Different persons growing up in the same language are like different bushes trimmed and trained to take the shape of identical elephants.
Language is as real, as tangible, in our lives as streets, pipelines, telephone switchboards, microwaves, radioactivity, cloning laboratories, nuclear power stations.
Language is not the frosting, it's the cake.
Language is the amber in which a thousand precious and subtle thoughts have been safely embedded and preserved.
As societies grow decadent, the language grows decadent, too. Words are used to disguise, not to illuminate, action.
At the very least, a mind enclosed in language is in prison.
A language is a dialect that has an army and a navy.
The living language is like a cowpath: it is the creation of the cows themselves, who, having created it, follow it or depart from it according to their whims or their needs. From daily use, the path undergoes change.
Language is what stops the heart exploding.
Language is a finding place, not a hiding place.
Language is wine upon his lips.
The man who does not know other languages, unless he is a man of genius, necessarily has deficiencies in his ideas.
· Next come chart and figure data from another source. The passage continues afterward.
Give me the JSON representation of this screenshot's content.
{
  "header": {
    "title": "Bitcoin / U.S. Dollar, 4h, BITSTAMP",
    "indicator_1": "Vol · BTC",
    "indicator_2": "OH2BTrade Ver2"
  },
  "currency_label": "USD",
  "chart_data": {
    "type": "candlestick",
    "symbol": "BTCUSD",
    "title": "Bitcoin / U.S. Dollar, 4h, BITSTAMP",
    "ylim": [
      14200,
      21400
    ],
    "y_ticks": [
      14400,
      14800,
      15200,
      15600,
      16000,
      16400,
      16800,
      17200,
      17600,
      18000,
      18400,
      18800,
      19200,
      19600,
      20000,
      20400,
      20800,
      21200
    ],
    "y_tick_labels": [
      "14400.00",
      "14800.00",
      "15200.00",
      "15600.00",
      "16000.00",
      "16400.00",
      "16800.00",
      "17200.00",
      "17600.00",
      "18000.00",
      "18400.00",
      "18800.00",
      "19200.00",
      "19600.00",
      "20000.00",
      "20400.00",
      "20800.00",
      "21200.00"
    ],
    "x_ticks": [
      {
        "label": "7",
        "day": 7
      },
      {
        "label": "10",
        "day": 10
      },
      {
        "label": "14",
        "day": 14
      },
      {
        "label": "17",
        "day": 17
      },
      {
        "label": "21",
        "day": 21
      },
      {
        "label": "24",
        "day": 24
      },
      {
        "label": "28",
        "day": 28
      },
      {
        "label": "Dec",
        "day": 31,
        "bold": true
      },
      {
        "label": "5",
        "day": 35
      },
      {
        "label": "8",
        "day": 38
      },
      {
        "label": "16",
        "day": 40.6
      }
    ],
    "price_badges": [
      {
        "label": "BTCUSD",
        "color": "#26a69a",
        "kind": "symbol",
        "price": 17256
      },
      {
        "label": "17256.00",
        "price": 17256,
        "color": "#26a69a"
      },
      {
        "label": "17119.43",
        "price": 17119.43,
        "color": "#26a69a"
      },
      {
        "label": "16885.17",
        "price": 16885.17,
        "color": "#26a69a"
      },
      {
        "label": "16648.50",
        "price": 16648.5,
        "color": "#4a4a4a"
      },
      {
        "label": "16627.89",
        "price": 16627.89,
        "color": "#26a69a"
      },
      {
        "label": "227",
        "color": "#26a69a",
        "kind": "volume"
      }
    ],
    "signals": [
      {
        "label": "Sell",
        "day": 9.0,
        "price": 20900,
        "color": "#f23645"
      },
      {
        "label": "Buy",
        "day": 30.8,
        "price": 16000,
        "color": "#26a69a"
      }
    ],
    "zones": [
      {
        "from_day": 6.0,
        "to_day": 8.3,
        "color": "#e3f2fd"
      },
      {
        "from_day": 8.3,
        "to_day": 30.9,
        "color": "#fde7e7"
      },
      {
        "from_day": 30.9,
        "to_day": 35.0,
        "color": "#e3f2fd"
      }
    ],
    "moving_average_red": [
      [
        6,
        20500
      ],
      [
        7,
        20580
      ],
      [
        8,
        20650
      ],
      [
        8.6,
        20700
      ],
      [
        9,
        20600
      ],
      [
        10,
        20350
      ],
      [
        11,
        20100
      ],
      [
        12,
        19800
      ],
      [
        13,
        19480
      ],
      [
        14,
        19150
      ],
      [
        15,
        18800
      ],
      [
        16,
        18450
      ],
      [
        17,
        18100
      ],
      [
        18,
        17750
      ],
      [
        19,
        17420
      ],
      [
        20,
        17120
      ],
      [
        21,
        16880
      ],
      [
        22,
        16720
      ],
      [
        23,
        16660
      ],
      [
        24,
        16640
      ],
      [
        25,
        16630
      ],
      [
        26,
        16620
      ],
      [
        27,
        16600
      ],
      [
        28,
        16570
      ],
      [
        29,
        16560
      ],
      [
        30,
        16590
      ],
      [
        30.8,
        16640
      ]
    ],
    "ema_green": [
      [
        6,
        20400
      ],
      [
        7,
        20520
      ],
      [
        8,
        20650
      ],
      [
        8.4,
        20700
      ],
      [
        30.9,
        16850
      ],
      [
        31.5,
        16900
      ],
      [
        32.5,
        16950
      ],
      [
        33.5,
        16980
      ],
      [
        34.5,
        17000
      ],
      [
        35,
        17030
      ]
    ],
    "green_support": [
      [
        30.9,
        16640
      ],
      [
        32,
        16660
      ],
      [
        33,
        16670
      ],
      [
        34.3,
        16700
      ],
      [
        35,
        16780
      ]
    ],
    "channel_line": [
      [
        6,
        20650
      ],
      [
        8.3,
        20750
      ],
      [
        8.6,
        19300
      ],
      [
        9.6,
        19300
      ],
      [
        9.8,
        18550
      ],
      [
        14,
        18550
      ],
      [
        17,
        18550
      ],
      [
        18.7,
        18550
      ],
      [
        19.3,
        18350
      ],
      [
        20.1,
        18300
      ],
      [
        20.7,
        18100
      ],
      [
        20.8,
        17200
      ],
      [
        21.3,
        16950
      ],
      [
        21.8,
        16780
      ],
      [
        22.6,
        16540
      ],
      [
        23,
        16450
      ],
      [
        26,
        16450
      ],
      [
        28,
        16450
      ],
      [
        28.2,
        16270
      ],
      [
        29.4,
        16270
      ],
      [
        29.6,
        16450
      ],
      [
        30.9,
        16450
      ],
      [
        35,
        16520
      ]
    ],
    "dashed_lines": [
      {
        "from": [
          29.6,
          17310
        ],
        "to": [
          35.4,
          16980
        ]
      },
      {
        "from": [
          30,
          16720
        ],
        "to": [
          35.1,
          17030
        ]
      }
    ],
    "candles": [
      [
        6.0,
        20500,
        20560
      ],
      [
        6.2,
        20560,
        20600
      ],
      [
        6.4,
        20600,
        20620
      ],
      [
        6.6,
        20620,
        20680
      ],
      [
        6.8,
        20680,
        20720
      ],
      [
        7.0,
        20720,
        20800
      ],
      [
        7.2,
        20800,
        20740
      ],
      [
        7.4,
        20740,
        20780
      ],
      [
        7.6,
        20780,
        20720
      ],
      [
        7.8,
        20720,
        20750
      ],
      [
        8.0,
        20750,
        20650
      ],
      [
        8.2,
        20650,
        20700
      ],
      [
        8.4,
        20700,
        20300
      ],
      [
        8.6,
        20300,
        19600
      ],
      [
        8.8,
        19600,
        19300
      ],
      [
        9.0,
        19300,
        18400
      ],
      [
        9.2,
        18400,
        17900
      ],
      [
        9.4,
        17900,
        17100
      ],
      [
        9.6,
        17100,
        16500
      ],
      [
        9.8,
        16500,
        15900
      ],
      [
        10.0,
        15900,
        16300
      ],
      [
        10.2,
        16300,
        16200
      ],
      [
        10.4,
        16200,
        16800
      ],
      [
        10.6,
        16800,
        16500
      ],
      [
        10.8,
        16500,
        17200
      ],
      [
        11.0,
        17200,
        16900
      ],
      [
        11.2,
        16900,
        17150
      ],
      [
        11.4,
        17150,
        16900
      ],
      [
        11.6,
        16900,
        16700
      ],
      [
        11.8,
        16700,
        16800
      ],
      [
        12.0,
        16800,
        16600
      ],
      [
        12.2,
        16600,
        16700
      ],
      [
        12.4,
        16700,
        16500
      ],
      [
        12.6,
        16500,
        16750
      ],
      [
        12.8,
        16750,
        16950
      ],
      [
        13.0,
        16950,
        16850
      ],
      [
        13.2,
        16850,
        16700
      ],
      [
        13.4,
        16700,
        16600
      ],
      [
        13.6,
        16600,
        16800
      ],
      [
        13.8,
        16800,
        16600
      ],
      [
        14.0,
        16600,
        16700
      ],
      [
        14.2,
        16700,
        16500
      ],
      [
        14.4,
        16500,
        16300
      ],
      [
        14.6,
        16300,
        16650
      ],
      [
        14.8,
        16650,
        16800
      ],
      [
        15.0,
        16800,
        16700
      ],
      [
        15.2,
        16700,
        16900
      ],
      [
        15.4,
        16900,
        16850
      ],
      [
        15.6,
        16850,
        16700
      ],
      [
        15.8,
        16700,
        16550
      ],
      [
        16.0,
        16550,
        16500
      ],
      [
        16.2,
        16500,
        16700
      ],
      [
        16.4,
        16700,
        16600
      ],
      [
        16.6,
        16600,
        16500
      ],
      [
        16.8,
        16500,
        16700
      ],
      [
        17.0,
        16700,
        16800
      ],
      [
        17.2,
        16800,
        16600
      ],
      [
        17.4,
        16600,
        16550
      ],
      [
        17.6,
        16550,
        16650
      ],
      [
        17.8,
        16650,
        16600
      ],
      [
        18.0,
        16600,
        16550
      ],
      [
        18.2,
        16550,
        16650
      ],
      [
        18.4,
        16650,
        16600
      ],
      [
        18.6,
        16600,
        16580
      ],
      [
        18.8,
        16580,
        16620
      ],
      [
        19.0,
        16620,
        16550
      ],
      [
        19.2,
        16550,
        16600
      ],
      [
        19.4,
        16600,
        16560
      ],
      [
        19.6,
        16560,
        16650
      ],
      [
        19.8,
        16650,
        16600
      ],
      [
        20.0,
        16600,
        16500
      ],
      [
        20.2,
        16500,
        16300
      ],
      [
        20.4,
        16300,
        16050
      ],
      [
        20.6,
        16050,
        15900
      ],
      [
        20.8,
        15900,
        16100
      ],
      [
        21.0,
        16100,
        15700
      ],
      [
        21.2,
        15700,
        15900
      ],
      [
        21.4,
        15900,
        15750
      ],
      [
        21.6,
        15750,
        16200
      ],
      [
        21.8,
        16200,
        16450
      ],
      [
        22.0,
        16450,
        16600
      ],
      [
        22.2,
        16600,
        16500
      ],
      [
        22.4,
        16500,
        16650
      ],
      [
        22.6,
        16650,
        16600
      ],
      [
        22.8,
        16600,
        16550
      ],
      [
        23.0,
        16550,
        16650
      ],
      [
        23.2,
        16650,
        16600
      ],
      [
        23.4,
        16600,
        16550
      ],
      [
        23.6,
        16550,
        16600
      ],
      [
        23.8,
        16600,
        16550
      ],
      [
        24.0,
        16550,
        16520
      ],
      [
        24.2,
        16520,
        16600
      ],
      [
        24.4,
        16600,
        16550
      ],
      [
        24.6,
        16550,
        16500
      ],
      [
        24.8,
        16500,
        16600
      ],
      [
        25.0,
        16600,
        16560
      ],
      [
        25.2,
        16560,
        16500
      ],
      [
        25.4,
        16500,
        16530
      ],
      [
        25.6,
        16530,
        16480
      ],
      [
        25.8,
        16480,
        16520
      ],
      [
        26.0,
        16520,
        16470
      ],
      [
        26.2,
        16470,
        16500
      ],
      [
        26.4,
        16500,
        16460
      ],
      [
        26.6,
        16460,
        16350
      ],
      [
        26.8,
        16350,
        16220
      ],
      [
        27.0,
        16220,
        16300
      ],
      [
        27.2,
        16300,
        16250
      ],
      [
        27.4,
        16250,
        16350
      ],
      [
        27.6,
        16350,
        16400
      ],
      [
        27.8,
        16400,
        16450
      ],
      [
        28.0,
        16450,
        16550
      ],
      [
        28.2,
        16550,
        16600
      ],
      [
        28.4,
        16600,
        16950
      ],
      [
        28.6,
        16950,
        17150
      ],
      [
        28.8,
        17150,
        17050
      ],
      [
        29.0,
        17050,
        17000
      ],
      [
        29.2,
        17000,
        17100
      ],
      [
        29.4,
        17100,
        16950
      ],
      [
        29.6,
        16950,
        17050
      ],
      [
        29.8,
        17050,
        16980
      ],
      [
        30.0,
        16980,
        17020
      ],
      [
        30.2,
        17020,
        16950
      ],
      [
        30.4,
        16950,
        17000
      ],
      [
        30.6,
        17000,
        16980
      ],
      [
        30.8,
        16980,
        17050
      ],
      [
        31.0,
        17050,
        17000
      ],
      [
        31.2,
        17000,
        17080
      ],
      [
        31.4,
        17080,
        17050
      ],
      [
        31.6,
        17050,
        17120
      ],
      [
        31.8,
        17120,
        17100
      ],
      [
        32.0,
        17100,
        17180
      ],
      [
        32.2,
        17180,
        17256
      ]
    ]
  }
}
If you talk to a man in a language he understands, that goes to his head. If you talk to him in his language, that goes to his heart.
One ought to recognize that the present political chaos is connected with the decay of language, and that one can probably bring about some improvement by starting at the verbal end. If you simplify your English, you are freed from the worst follies of orthodoxy. You cannot speak any of the necessary dialects, and when you make a stupid remark, its stupidity will be obvious, even to yourself. Political language—and with variations this is true of all political parties, from Conservatives to Anarchists—is designed to make lies sound truthful and murder respectable, and to give an appearance of solidity to pure wind. One cannot change this all in a moment, but one can at least change one's own habits, and from time to time, one can even, if one jeers loudly enough, send some worn-out and useless phrase—some jackboot, Achilles' heel, hotbed, melting pot, acid test, veritable inferno or other lump of verbal refuse—into the dustbin where it belongs.
Language is the substitution of symbol for reality, thus the first, immense separation of humanity from the animate earth.
Words and languages were created by farmers, hunters, traders, prostitutes, carpenters, dancers, squid ink experts, cardiologists, post office clerks, and home builders. Not by linguists, scribes, bureaucrats, librarians, grammarians, and college professors.
Language is largely made to show-off, gossip, confuse people, delude them, charm them, seduce them, scare them, and exploit them. And, as a side effect, convey information.